Ding ding. The last journey began. We set off through the illuminated streets of nighttime London, round Hyde Park Corner, up Piccadilly and through the backstreets of Mayfair. A man walked up the stairs carrying a film camera complete with giant furry microphone - the BBC were on board! He took a shot of the giant corkboard (so it wasn't entirely wasted) and pointed his camera in various people's faces (thankfully not mine). A journalist interviewed a few of the travellers, except they seemed more intent on discussing technical operational niceties rather than uttering the magic words "they're a London icon aren't they, we'll miss 'em".
Along Oxford Street the Friday night crowds waiting for their transport home were a bit cheesed off when our packed double decker sailed by without stopping. The bus was three-quarters of an hour late already and some of the on-board enthusiasts were grumbling that they were going to miss their last train home. "I wish they'd finished earlier," said one, oblivious to the irony of his statement. Some succumbed and alighted early to grab a final tube connection, allowing space for a handful of surprised Friday night revellers to take their seat aboard history. We sped past Centre Point, St Paul's and the Bank of England on this final express service to Bow. Just after midnight we passed Liverpool Street, the very last Routemaster to exit the City of London on a scheduled service. Some of us enjoyed the view, others enjoyed the upper deck social club and the BBC crew just slouched on the stairs. Bethnal Green, Roman Road, Bow Church, my house. End of the line.
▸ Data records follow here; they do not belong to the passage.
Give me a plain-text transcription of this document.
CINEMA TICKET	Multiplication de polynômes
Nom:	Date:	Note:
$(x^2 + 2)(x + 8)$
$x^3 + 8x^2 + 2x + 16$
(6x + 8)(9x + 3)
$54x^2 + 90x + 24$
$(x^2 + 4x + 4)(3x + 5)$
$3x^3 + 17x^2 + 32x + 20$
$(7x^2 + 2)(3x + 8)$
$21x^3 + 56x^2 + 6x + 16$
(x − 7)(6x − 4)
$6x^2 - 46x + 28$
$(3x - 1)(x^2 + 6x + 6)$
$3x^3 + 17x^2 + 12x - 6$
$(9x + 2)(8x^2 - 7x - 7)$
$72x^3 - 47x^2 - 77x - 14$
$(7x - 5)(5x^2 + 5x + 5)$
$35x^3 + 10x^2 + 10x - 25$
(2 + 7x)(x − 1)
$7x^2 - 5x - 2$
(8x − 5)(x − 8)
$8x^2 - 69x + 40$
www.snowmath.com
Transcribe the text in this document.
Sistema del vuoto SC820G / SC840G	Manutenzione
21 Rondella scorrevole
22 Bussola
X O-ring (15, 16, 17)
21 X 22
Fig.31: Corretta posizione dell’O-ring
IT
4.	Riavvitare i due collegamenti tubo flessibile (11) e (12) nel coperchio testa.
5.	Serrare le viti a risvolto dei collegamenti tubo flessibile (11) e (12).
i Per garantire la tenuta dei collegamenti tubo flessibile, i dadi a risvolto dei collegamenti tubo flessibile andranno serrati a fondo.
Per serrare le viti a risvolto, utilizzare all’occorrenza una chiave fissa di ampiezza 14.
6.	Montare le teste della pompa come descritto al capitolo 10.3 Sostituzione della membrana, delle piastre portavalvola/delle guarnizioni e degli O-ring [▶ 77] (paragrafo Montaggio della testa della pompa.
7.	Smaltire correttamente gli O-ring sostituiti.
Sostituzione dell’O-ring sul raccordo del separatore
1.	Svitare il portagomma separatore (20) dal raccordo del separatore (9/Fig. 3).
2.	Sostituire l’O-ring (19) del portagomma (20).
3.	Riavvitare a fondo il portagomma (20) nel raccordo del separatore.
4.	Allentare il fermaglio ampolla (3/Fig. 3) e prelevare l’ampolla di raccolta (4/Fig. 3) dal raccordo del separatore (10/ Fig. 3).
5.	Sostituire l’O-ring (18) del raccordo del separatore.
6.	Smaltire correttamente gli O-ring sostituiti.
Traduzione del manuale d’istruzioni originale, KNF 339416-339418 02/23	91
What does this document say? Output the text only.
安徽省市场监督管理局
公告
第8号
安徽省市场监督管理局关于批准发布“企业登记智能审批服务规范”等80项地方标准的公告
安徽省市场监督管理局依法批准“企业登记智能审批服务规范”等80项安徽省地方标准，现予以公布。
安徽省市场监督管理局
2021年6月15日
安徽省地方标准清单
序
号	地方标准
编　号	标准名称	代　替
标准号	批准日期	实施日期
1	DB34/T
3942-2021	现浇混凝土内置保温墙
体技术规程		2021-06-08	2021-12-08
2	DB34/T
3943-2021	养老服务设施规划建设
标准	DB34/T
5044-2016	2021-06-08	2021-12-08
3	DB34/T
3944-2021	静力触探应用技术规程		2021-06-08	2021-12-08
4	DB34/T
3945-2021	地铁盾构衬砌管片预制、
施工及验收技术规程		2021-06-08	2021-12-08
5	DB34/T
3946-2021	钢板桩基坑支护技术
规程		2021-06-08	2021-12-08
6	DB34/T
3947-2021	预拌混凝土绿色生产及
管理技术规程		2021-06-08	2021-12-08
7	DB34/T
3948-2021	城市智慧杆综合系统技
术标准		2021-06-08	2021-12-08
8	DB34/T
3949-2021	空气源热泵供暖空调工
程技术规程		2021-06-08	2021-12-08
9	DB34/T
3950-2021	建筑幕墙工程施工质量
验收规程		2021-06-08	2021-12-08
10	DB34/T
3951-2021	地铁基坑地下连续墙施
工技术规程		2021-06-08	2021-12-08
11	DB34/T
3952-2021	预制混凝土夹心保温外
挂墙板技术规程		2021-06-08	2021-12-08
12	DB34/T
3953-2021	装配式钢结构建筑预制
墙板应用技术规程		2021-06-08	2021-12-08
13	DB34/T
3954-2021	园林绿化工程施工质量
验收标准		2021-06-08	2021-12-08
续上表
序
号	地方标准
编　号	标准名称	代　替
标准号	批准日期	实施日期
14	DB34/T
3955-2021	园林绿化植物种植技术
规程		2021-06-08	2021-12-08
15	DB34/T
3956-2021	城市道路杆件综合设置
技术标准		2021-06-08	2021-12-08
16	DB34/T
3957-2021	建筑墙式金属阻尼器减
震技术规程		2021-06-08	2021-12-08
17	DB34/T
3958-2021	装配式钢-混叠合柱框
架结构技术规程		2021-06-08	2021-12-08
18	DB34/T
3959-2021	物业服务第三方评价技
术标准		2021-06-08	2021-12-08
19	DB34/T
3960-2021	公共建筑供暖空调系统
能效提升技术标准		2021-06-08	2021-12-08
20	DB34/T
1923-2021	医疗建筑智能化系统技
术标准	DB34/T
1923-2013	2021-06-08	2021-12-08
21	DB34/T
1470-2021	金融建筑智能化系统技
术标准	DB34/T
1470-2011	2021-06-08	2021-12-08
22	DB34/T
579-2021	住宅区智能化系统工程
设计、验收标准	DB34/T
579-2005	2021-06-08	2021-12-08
Nobody wanted to be the first off the bus, mainly because the BBC cameraman was training his lens at all those filing down the stairs. The previous four buses had already disgorged their passengers and a crowd had gathered at the bottom of Fairfield Road to fire flashbulbs at the final double decker. There were still the last few yards into Bow Garage to be negotiated, and a traffic jam of vintage vehicles, current services, taxis and Smart cars had to be cleared from the narrow roadway before this could happen. The driver paused before turning into the garage so that the 200-strong crowd could attempt one last photograph. Only the crew and the BBC team were still on board as he finally disappeared inside the garage (moral: if you want to be part of history, get a job reporting it). The massed multitudes were eventually permitted a five minute photocall inside the garage - a giant shed filled by buses packed tight like loaves of bread in a baker's tray. The BBC were busy interviewing the driver and conductress, and grabbing more shots of us. I managed to capture one last decent photo, and then we were all sent back outside. Some of the old Routemasters were already heading out of the building on the way to their new owners. Slowly the crowd dispersed, ready to meet again in West London when the 7s lose their Routemasters next month.
This morning there are no crowds in Fairfield Road because there are no buses worth seeing. A steady stream of red boxy Tridents trickles out of Bow Garage every 7 minutes, and nobody's interested in the number 8 any more. It's just one more anonymous bus route traversing the capital, 40 years of historic Routemaster service lost overnight. It's hard to imagine anyone ever getting quite so worked up over these new buses. Having said that, the red boxy Tridents that go past my house on route 25 are due to be replaced by huge long bendy buses before the end of this month, and I shall certainly miss them when the only alternative is standing inside a characterless wheelchair-accessible box on wheels, packed in like cattle. But it's the Routemaster that will forever hold a special place in the heart of London. Ever had the feeling that progress is moving relentlessly in the wrong direction?